Bununla birlikte bisiklet yolu adı altında yapılan işlemlerin genel ulaşım ağıyla bağlantıları konusunda ciddi problemler var. Mesela sahil otobanından hareketle, Araklı’nın doğu sınırı olan Küçükdere kesimiyle Araklı’yı birbirine bağlayacak ulaşım amaçlı bir bisiklet yolu ve bu bisiklet yolunun Küçükdere vadisiyle bir bağlantısı kurulamadı. Yani Küçükdere tarafından sahildeki bisiklet yoluna bir geçiş yok! Küçükdere veya Yolgören Mahallesi tarafından bisikletiyle gelen bir vatandaşımız sahil yoluna nasıl ve nereden çıkabilir? Aynı durum Karadere vadisi köylerinden veya mahallelerinden Araklı merkezine gelecek vatandaşımız için de geçerli. Küçükdere tarafından gelecek bisikletli vatandaşımız yeni sahil yoluna çıkamayıp da eski Sürmene asfaltından Araklı merkeze gelecekse, Karadere’den gelen vatandaşımız Araklı otogarının olduğu mevkiden yine eski Sürmene asfaltına girebilecekse, o halde sahil otobanına niçin bisiklet yolu adı altından o kadar masraf yapılmıştır? Küçükdere ve liman arasındaki bisiklet yolu, Araklı’nın içinden geçen eski asfalt yolun uygun kısımlarına yapılmalı değil miydi? Araklı Konakönü’ne ve Kaleciğe bir bisiklet yolu hattı yapamadan Samayer’e bisiklet yolu yapmak, ne işe yarayacaktır? Eğer bisiklet yolundaki maksat Samayer’i Araklı’ya bağlamaksa, ilk planda Araklı-Konakönü-Kalecik hattına bisiklet yolu yapmak gerekmez miydi? Bu hat yapmadıktan sonra Samayer’e bisiklet yolu yapmanın manası nedir? Bahsedilen yatırım olsa olsa sahil yolu düzenlemesi olur. O halde yapılan işin adını böyle koymak gerekmez miydi? Görülüyor ki, bisiklet yolu Araklı’da ulaşıma katkı verecek bir mantaliteye sahip değil. Bu durumda yapılan iş, sadece yapmış olmak için yapılmış veya sadece bir sportif amaca yönelik dökülmüş bir beton zemin oluyor! Tabi yapılan yolların bisiklet yolu standardına ne kadar uygun olduğu konusuna ise hiç girmek istemiyorum!

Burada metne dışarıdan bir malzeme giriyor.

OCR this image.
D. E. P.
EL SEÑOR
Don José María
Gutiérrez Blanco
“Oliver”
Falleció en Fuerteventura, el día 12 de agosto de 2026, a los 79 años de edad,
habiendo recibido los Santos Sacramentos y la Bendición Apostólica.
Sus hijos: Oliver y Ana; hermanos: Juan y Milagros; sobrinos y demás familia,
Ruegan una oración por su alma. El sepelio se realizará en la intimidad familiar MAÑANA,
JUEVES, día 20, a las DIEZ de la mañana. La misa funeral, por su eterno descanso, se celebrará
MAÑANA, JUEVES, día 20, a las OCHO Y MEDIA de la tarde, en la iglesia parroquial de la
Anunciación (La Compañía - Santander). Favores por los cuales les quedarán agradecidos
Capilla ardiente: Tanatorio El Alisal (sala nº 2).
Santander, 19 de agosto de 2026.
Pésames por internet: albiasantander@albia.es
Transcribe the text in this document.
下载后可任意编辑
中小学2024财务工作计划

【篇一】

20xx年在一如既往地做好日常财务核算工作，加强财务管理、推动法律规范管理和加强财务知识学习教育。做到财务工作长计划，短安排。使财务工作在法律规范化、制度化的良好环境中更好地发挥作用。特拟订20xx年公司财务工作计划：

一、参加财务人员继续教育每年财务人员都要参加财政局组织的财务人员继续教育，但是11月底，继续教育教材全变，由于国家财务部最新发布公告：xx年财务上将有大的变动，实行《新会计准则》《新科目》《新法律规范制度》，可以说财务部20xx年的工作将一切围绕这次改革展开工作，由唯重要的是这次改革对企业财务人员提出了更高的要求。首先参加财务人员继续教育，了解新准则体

Yapılması gereken konu şudur: Araklı insanı, eski Araklı yolunu bırakarak sahildeki yeni otobana çıkarak bisiklet kullanmaz. Yine eski Sürmene asfaltından ve eski alışkanlığıyla hareket eder. Şu şartlarda makul olan da bu zaten. Öyleyse, sahil yolu tamamen yürüyüş ve spor yolu kapsamında tutulmalı, Karadere’nin Yolgören-Paskalar-Tul mahalleleri tarafından Kaşıkçı’ya uzanan stabilize yolu bir prestij yolu haline getirilip hem yaya, hem araç ve hem de bisiklet yoluna göre projelendirilmelidir. Küçükdere yolu ise, dere boyunca Mahura altına kadar, Yolgören-Yassıkaya-Yıldızlı-Bereketli hatta Oylum mahallelerinde yaşayan yöre insanımıza hizmet verecek bir yürüyüş yolu ve güvenli bir bisiklet yoluna kavuşturulmalıdır. Bu arada Yanbolu’yu unutmamak lazım. Yanbolu’nun bir kısmının Araklı’ya bağlı olduğu gerçeğinden hareket ederek, bu mevkideki insanlarımızı da Samayer üzerinden ve Kalecik-Konakönü bisiklet hattıyla Araklımıza bağlamak gerekir. Tekrar ediyorum, Yanbolu mevkiindeki insanımız bu projeden beri tutulmamalıdır. Ama bir bilimsel yaklaşımla, bir proje doğrultusunda ve planlı şekilde. Akla estiği şekliyle değil! Bisiklet yolu projesi kanaatimizce bu yaklaşımlarla yapılırsa, hem sağlık, hem ekonomi açılarından hem de çevreye saygılı yollar olma noktasında kendisini gösterecektir.
KARADERE AĞLIYOR
Tertemiz akan hatta uzun yıllardır Araklı’nın içme suyunu karşılayan Araklı Karadere nehri artık boz bulanık akıyor. Bu ürkütücü durum karşısında şikayetleri çözüme kavuşmayan vatandaşımız ağır şekilde beddua ediyor. Bir lobi ise, tüm bu yaşananlara aldırmadan hem Taşönü çöplüğü ile hem de Karadere'ye akıtılan envai ceşit kirli su ile Araklı'yı ve Karadeniz’i kire boğmak için pervasızca hareket ediyor. Bakınız bu yapılanlar, evvela kainatın düzenini kuran yüce mimara yanlış yapmak hatta Gayretullaha dokunmaktır. Buna sessiz kalmak da aynısıdır. Ayrıca bilinmeli ki, bu durum kul hakkı olduğu kadar o nehirde yaşayan veya o nehirden nasiplenen tüm mahlukatın hakkına girmek demektir.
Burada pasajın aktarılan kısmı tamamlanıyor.